- Born: 1980 (age 45–46)
- Education: NYU School of Law (JD) Emory University (BA)
- Occupations: Entrepreneur, lawyer, writer
- Known for: CEO of The Riveter
- Spouse: Carleton Nelson
- Children: 4

= Amy Nelson =

American entrepreneur

Amy Nelson (born 1980) is an American entrepreneur, lawyer, and writer. In January 2017, she founded The Riveter, an organization that provided work space and other services to support working women. She is the co-host of the podcast, What's Her Story With Sam & Amy.

As an author, she has been published in Inc. Magazine and Forbes.

== Early life and education ==
Amy Sterner Nelson was born in 1980 and grew up in Ohio. Nelson's mother was a middle school teacher and her father an attorney. Nelson developed an interest in politics in her youth, going door-to-door for political campaigns. Her first jobs were as a nanny, then as a waitress. Nelson earned a Bachelor's degree in International Studies from Emory University. While attending college, Nelson interned at the Carter Center, where she accepted a full-time job upon graduation. She then earned a J.D. in law from the NYU School of Law.

== Career ==
After graduating from NYU Law, Nelson worked in law and politics. Initially, she did corporate litigation for Cahill Gordon & Reindel. She also worked in fundraising for pro-choice political candidates.

Nelson moved to Seattle in 2012 with Carleton Phillip Nelson, her then-boyfriend and now-husband, who was employed as an executive in Amazon.com's real estate acquisitions & development organization from 2012 until he was terminated in May 2019.

Nelson co-founded The Riveter in 2017 with Kim Peltola, a social worker. Nelson raised $700,000 in seed capital and opened The Riveter's first office that May in Seattle. The Riveter is named after Rosie the Riveter, who was a symbol for female factory workers during World War II.

== Podcast ==
Nelson is the co-host of the podcast, What's Her Story With Sam & Amy with fellow entrepreneur Samantha Ettus. The podcast features interviews with women at the top of their field and has included Gloria Steinem, Abby Wambach, Randi Zuckerberg, Huma Abedin, and Melinda Gates.

==Personal life==
Nelson has four daughters with her husband, Carleton Nelson.

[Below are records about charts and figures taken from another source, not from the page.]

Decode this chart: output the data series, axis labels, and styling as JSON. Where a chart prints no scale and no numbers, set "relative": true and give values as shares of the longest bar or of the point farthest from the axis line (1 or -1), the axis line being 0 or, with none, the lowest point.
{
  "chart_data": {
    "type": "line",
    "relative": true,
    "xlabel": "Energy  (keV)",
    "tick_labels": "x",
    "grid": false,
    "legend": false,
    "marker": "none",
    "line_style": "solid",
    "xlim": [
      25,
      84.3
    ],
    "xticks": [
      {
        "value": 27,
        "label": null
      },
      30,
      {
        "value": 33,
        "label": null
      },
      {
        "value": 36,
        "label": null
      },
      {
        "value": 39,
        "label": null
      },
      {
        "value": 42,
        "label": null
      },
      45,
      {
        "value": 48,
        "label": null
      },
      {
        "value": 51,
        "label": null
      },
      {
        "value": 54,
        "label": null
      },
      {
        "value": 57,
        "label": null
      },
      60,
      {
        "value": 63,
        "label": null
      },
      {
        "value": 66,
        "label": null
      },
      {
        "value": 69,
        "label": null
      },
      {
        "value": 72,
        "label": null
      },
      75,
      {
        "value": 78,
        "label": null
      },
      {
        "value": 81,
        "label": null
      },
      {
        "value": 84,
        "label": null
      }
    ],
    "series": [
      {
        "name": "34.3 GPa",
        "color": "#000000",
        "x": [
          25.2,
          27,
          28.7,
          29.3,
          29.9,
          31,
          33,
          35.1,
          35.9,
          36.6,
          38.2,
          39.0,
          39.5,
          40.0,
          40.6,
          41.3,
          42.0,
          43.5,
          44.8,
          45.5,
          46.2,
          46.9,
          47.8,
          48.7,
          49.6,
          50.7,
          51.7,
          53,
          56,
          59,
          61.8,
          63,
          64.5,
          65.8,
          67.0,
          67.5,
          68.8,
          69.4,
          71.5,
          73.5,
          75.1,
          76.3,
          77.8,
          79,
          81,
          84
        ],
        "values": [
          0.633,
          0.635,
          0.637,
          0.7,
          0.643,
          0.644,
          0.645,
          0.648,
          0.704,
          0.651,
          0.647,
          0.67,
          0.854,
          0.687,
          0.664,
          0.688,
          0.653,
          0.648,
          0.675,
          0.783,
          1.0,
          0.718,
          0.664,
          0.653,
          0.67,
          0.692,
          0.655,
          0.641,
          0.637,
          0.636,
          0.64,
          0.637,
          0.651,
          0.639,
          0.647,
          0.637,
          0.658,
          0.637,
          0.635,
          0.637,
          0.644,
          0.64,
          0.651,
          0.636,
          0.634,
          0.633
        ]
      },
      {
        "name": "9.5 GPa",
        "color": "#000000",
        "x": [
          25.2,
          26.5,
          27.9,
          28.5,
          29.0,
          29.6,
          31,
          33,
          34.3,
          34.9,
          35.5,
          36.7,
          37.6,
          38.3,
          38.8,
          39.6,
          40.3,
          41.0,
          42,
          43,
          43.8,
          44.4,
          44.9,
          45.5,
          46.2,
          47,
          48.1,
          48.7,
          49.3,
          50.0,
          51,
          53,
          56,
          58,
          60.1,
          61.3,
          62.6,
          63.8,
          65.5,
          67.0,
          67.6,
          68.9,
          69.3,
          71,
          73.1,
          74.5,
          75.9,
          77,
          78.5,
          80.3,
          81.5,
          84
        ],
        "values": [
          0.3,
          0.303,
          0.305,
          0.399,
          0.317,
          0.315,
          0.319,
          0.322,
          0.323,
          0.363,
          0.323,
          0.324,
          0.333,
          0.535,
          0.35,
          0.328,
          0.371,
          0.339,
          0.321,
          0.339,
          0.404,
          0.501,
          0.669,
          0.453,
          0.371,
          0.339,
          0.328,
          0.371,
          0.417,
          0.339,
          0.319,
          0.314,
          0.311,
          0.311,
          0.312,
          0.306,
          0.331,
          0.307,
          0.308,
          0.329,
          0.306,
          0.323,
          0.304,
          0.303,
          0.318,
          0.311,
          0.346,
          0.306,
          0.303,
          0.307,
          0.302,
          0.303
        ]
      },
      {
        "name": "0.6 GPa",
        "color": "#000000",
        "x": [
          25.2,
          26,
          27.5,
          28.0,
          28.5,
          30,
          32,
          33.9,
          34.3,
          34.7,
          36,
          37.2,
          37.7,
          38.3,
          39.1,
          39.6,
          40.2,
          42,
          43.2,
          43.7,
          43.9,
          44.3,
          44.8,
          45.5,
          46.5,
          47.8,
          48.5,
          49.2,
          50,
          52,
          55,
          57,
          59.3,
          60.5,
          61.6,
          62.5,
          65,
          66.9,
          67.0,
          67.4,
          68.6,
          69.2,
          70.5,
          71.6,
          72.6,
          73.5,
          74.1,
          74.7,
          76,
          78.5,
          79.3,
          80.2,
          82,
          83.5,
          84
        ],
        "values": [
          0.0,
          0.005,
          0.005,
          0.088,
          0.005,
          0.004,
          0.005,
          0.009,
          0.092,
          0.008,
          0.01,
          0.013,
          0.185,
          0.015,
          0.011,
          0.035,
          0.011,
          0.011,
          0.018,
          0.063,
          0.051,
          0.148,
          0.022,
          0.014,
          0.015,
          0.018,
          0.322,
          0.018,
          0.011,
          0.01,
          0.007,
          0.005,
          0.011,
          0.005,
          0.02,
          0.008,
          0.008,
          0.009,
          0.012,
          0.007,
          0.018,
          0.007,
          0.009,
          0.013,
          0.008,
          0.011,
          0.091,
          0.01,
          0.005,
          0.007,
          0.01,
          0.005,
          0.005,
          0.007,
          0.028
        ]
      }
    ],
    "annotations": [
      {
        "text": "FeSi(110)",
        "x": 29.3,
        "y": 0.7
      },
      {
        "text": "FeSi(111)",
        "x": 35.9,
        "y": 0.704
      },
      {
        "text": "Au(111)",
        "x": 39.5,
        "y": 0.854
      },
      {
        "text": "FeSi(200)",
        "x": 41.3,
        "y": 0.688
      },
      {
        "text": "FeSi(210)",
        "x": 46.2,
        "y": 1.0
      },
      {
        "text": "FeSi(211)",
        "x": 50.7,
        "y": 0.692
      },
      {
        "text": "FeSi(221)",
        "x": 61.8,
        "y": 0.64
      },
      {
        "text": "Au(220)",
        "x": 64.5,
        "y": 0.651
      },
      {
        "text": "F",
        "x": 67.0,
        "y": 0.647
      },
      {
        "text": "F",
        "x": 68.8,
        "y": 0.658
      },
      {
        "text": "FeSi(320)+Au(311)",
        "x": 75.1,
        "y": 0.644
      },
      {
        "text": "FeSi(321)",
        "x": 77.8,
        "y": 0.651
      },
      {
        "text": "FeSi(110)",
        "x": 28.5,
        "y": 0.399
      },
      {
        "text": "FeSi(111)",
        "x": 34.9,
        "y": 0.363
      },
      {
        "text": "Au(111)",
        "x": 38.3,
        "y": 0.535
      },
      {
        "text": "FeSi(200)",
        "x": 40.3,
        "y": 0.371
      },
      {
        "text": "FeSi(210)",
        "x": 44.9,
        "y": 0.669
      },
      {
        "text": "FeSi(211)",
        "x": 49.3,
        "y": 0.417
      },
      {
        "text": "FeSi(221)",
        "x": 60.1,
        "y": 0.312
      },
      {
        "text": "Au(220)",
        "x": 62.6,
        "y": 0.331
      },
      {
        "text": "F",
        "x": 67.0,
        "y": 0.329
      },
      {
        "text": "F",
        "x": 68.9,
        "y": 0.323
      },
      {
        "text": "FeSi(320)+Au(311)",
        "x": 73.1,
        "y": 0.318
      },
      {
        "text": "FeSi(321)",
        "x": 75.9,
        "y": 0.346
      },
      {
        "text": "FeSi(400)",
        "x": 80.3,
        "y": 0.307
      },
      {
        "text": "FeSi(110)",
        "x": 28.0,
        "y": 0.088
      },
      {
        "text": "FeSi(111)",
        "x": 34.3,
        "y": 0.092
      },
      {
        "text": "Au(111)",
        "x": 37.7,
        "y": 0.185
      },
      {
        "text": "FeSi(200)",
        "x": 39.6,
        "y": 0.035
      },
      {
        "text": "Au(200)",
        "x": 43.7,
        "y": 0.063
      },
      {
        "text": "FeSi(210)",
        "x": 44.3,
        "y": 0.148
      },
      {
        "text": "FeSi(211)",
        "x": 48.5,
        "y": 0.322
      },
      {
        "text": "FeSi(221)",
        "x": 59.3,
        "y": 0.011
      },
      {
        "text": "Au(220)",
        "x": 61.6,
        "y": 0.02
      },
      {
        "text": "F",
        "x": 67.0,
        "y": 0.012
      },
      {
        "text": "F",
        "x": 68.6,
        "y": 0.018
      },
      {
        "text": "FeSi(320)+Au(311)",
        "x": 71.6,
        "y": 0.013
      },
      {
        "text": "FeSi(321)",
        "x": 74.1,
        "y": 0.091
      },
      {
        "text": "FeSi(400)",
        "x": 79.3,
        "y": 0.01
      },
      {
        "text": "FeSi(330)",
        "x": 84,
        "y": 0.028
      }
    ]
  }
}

On May 8, 2025, Nelson posted to her personal Instagram account an allegation that, in 2020, Amazon CEO Jeff Bezos leveraged his political influence to pursue federal criminal charges against her spouse, Carleton Nelson, for unspecified violations of his then-Amazon employment contract. Amy Nelson alleged these actions by Bezos led to a midnight armed raid of her home by federal agents while her daughters, then under age 6, were in the home, and were terrorized. Nelson stated she and Carleton had to sell their house to pay for lawyers, and that charges were never filed, and that the federal judge dropped all charges. Amy Nelson said she made the post after being ignored by Washington's governor and federal lawmakers.